「2023年は過去12万5000年で最も暑い年になった」。国連機関の観測データから、専門家はこう分析する。確かに日本でも11月に「夏日」が連続するなど、異常さは際立っていた。「24年も今年と同レベルの高気温になる」との予測が既に出ており、私たちは高温、豪雨、干ばつなど気候変動と共存しなければならない時代となった。
気候変動で最も大きな打撃を受けるのは、地球上の人口の約60%が住むアジアである。22年にはパキスタンで大規模な洪水が発生した。国土の3分の1以上が水没するという大災害になり、1500人以上が亡くなった。今年は高気温、渇水で、アジア各地が穀物の収穫に打撃を受けた。世界のコメ輸出の40%近くを占めるインドは、国内のコメ需給逼迫(ひっぱく)に備え、7月に高級米以外のコメ輸出の制限に踏み切った。ロシアのウクライナ侵攻以降、安全保障を理由にした食料輸出規制は世界で頻発しているが、気候変動による減産リスクはより大規模に起きる可能性が高まっている。
台湾では、少雨による別のリスクが主力産業を襲った。洗浄工程で大量の水を必要とする半導体産業が、生産停止の瀬戸際に追い込まれ、軍が工業用水をトラック輸送した。工業用水の不足は世界的な現象だが、降雨が比較的安定しているアジアのモンスーン地域は、渇水の影響が欧米、アフリカに比べて小さい。
水に恵まれた日本は、台湾のTSMCの熊本進出、同じ台湾のPSMCの宮城進出など、半導体産業誘致に優位性を発揮している。水が豊かといっても、先端半導体の生産を目指して北海道千歳市に工場を建設中のラピダスは、自社向けの工業用水の送水管新設に198億円を負担せざるを得なかった。隠れた気候変動との闘いである。

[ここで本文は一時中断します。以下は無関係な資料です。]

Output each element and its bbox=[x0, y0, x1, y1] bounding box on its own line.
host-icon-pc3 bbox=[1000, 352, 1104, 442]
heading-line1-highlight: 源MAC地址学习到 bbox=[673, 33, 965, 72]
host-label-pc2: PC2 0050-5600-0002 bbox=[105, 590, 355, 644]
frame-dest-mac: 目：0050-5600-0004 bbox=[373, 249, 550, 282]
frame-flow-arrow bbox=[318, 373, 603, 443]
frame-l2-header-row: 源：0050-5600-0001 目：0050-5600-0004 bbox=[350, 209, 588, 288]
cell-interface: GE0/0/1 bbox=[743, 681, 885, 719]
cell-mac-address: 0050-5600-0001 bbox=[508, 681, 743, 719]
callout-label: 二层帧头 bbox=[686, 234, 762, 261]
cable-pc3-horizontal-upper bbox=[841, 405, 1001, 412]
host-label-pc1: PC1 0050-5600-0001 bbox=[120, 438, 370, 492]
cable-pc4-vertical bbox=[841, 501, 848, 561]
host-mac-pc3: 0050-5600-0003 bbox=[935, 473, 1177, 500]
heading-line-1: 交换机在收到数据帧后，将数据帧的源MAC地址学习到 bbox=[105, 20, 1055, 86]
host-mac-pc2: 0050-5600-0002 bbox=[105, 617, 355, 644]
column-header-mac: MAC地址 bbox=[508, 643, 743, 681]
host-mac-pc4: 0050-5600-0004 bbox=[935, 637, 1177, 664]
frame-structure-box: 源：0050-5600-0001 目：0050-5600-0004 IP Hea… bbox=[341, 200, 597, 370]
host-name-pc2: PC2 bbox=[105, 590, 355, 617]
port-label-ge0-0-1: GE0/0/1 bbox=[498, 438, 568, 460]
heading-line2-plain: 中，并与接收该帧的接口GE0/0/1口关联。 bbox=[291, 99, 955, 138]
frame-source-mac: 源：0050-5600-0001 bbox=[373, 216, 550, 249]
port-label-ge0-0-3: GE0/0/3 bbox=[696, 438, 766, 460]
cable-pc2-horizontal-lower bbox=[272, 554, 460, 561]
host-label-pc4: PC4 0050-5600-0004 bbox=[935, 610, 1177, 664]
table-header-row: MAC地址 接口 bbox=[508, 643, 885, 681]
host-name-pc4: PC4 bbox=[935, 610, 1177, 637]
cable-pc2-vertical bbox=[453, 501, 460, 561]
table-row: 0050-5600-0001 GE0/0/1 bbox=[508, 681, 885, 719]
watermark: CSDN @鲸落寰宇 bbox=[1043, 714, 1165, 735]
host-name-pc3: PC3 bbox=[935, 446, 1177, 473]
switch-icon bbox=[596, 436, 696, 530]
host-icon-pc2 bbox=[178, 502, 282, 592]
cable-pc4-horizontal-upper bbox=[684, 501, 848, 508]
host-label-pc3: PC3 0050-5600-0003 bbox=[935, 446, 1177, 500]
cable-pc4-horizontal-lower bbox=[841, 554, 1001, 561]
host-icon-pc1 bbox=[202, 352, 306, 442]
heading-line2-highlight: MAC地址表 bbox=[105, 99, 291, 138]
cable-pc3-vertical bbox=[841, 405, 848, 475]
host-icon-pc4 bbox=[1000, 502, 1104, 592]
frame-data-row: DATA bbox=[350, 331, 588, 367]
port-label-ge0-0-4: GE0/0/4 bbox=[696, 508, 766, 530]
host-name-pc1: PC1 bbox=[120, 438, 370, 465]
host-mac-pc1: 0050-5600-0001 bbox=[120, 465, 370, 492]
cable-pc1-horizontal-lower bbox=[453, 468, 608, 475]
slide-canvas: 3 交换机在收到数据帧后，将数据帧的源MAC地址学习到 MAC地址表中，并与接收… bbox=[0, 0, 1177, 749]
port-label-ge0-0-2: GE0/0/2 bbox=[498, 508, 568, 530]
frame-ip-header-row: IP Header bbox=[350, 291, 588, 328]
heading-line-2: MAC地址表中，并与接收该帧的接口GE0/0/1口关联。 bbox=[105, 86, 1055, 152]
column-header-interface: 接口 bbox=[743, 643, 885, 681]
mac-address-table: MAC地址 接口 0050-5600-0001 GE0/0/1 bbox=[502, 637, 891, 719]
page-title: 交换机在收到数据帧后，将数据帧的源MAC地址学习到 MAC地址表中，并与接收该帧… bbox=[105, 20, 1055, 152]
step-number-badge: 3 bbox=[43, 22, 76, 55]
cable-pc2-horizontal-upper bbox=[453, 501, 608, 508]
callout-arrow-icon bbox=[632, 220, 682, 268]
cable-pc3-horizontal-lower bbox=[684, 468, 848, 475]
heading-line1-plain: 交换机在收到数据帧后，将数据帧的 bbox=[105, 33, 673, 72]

海水面の上昇は、特定の国にとって深刻な気候変動。日本のアパレル業界が依存を深めているバングラデシュは、国土の約60%が海抜5m以下という平坦な国土である。海水面の上昇とヒマラヤ氷河の溶解による河川流量の増大で、国土の水没リスクが高まっている。国連の予測では、2080年には現在の国土の40%が海面下になる可能性が高い。豊富な労働力など工場進出では有望な国だが、気候変動がのしかかりつつある。
グローバルな気候変動は、日本の中小企業にとっても原料調達、工場進出などで現実的なリスクになってきている。事業戦略で気候変動への意識を高めていく必要がある。